Nos últimos sete meses, foram relatados 2.318 casos confirmados da doença, altamente contagiosa, segundo os Centros de Controle e Prevenção de Doenças (CDC). Esse número supera o total de 2025, ano que já havia registrado recordes, com 2.289 casos e três mortes.
“Estamos testemunhando uma crise evitável, que prejudica as crianças de maneira desproporcional”, disse Andrew Racine, presidente da Academia Americana de Pediatria.
O sarampo causa febre, problemas respiratórios e erupções cutâneas. Em alguns casos, pode levar a complicações mais graves, como pneumonia e inflamação cerebral, que podem resultar em problemas de saúde graves a longo prazo e até mesmo em morte.

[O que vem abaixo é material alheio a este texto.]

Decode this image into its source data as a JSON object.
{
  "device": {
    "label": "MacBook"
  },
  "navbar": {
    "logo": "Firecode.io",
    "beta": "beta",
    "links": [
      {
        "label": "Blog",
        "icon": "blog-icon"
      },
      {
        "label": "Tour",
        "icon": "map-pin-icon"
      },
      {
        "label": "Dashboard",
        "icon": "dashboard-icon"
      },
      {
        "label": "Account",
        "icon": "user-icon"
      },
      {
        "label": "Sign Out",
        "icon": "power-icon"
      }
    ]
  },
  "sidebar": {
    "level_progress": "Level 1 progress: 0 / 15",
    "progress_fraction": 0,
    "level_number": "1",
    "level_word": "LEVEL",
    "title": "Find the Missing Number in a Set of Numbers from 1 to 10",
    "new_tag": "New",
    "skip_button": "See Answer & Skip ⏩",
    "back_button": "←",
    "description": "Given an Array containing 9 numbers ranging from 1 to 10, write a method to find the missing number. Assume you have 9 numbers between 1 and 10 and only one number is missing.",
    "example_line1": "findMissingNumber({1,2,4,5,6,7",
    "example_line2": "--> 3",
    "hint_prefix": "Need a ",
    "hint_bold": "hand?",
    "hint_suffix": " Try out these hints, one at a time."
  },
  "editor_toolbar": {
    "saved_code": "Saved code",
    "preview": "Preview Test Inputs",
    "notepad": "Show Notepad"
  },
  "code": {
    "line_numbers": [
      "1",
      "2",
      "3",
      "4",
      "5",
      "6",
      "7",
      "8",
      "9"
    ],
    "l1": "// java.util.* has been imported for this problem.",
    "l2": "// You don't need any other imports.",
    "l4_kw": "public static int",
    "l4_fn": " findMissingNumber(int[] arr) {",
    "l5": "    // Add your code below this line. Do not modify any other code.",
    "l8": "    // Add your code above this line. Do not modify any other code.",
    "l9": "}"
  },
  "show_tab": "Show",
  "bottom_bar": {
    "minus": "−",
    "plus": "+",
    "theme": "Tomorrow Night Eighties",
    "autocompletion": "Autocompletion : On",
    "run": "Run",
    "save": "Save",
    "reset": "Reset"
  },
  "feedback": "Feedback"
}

Em 2000, o sarampo foi erradicado nos Estados Unidos, graças à imunização, mas a doença ressurgiu com força nos últimos anos, em meio à queda nas taxas de vacinação e à desconfiança crescente envolvendo as autoridades sanitárias.
O secretário de Saúde americano, Robert Kennedy Jr., é apontado como parcialmente responsável pela crise, por suas declarações antivacinas.
A última vez que os Estados Unidos registraram um número mais elevado de casos de sarampo foi em 1991, quando foram notificados 9.643. Eles caíram de forma drástica quando o esquema de vacinação de duas doses se tornou regra.